French wine merchant

Louis Adolphe Octave Gallice (8 October 1857 - 18 June 1906) was a French champagne wine merchant and equestrian.

==Personal life==
Gallice was born in Épernay on 8 October 1857, the son of Eugène Gallice (1828–1872) and Adeline Purnot. He had three brothers and a sister. He married Blanche Elisa Victorine Mauger in 1892; the couple had no children.
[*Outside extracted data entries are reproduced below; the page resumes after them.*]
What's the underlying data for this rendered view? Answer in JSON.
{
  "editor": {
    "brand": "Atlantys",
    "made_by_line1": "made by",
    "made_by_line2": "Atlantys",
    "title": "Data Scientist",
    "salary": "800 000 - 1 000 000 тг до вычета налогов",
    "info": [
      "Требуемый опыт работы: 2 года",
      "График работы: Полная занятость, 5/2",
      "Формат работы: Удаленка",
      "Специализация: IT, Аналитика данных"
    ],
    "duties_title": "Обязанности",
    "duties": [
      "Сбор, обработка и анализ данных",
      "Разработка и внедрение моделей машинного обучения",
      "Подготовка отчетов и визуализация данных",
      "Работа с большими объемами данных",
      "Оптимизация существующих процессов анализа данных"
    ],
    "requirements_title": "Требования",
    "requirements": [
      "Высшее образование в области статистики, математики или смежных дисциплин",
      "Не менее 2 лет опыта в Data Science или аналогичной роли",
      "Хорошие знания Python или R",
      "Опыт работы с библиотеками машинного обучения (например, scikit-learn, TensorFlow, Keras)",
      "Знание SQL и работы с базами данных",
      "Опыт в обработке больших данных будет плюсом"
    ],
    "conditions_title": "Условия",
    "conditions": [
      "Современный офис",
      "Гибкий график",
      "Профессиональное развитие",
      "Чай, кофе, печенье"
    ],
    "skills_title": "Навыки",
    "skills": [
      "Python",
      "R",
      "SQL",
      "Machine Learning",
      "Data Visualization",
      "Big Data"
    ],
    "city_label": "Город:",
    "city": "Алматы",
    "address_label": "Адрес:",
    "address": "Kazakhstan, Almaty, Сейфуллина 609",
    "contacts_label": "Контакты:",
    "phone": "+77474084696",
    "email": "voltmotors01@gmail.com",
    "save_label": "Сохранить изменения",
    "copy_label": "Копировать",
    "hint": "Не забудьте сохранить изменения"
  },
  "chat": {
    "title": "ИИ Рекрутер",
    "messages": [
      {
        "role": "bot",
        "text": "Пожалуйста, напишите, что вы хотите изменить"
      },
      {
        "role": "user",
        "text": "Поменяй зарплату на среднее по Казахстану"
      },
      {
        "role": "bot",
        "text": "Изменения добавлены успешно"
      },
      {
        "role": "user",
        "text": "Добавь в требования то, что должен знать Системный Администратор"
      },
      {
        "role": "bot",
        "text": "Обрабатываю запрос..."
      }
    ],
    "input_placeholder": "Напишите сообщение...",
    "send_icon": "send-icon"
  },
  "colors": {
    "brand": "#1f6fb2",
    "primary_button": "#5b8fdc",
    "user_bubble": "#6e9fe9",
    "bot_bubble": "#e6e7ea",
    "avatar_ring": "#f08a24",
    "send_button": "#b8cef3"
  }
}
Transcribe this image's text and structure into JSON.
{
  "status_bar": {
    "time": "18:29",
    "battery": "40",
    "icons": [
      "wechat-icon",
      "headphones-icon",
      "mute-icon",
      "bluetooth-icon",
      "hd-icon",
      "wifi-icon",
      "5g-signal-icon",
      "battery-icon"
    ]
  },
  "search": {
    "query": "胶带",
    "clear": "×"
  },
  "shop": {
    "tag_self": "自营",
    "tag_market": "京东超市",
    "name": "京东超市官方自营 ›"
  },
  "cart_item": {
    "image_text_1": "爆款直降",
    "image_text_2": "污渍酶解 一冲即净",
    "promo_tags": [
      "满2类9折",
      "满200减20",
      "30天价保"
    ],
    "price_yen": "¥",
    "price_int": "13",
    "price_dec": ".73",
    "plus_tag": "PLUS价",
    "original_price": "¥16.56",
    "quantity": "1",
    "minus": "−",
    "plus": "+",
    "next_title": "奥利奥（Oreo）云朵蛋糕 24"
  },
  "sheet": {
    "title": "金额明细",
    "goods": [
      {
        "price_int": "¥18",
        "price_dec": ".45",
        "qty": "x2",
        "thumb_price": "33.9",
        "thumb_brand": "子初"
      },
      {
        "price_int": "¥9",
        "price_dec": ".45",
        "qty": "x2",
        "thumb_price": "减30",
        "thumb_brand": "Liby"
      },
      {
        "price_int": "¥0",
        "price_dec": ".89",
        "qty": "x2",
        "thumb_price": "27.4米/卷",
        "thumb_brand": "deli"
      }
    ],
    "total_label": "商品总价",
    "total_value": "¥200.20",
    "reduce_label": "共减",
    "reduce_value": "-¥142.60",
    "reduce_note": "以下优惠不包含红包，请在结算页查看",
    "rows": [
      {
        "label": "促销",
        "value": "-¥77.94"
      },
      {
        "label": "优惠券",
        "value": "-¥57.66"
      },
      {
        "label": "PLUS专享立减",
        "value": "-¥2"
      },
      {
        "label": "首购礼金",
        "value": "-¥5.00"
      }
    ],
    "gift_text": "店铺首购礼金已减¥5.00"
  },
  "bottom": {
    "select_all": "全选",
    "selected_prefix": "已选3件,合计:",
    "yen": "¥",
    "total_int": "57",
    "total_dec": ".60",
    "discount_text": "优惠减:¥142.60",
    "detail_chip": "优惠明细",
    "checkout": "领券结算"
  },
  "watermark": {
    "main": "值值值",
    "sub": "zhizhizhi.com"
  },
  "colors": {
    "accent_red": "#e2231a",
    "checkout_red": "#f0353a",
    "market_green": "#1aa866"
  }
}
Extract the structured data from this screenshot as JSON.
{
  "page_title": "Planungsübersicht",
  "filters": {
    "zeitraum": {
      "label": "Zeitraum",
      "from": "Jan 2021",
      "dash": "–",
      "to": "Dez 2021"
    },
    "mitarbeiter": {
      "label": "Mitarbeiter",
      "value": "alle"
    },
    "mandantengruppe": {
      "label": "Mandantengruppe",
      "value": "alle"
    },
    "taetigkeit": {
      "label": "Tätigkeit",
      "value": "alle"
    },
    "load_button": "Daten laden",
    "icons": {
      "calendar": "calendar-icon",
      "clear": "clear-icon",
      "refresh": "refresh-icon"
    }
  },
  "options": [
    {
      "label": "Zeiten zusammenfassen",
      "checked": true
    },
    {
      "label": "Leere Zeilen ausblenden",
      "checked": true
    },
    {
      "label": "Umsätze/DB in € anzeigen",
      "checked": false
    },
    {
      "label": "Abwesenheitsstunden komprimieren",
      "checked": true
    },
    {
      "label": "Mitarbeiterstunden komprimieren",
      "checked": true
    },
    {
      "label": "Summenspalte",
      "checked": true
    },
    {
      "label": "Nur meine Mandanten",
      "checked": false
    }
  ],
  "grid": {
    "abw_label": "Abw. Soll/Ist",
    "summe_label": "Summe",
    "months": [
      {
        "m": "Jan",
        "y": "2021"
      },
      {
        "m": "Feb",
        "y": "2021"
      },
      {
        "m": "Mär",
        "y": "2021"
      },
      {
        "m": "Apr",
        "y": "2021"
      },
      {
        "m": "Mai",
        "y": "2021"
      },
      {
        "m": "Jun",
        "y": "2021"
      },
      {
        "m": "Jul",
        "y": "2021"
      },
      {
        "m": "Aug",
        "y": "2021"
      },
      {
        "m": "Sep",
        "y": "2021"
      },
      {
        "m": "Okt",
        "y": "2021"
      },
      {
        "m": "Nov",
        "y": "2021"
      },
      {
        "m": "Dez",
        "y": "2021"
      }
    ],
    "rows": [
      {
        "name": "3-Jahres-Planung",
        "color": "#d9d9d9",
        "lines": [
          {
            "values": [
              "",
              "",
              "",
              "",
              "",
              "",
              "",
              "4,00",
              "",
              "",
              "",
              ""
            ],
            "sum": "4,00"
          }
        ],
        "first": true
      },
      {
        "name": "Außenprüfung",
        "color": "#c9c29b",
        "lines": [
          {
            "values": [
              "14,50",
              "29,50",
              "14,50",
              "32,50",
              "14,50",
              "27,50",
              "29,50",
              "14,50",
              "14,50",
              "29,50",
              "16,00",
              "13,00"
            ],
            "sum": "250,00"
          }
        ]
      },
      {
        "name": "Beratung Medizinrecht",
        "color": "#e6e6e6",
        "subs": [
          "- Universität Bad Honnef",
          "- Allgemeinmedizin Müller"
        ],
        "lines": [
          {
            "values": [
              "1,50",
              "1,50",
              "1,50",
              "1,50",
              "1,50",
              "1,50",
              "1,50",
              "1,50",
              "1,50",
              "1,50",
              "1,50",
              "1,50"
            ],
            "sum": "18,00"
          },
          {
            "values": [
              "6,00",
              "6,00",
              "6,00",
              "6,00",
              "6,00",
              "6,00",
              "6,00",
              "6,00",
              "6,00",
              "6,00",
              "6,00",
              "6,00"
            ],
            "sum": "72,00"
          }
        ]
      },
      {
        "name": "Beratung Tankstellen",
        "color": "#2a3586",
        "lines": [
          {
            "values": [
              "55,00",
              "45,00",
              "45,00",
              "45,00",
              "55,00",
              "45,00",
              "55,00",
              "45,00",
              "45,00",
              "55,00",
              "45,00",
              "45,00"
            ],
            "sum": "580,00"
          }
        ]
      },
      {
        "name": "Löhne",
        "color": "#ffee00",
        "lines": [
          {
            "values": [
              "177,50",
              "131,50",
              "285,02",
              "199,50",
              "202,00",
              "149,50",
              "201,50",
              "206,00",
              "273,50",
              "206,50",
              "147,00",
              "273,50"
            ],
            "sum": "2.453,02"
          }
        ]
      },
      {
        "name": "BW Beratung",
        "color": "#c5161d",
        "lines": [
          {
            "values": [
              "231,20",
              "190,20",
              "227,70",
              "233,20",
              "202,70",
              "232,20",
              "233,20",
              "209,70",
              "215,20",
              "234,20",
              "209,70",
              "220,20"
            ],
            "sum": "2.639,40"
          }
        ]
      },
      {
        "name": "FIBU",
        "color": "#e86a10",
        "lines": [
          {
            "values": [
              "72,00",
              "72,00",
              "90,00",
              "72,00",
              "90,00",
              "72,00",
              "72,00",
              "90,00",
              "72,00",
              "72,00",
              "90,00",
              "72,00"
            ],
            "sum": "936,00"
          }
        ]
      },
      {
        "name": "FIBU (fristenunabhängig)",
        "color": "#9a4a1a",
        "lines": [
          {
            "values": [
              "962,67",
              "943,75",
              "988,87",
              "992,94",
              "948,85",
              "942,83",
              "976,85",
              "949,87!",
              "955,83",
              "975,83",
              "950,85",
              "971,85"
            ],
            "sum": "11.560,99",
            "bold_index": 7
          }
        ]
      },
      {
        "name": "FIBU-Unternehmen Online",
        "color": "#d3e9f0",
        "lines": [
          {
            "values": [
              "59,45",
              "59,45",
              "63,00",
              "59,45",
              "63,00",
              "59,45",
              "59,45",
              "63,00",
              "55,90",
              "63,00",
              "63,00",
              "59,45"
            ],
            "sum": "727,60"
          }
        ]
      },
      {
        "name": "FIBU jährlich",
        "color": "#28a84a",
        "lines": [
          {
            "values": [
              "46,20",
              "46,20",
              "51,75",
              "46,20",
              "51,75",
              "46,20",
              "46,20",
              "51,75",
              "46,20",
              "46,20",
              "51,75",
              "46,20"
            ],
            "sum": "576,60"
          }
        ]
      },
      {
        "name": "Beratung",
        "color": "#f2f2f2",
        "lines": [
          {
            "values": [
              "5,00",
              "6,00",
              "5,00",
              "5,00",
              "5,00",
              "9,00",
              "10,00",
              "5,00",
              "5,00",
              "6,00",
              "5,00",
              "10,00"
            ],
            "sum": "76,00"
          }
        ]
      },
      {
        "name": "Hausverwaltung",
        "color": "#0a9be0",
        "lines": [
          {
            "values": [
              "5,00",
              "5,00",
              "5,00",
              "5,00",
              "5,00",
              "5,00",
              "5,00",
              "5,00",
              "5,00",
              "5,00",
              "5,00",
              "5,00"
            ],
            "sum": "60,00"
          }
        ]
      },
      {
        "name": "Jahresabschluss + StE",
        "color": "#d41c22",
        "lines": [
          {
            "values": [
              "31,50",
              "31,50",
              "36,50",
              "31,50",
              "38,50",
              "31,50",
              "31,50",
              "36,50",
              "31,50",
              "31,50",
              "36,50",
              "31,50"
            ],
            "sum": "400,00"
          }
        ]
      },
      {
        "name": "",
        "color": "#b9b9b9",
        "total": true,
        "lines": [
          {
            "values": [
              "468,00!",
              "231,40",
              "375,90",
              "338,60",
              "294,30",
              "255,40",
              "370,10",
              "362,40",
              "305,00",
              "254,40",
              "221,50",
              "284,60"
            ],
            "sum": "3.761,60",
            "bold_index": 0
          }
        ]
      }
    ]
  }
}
Gallice died in Paris on 18 June 1906.

==Business interests==
In 1858, Gallice's father had become a partner in Perrier-Jouët with his brother-in-law Charles Perrier. Following the death of Perrier in 1878, Gallice and his brother, Henri, inherited the company, with Henri taking over the running of the business. The brothers also founded Gallice et Compagnie.

==Equestrian==
In June 1900, Gallice competed in the four-in-hand (mail coach) driving event during the International Horse Show in Paris. The show was part of the Exposition Universelle, and the equestrian events were later classified as part of the 1900 Summer Olympics.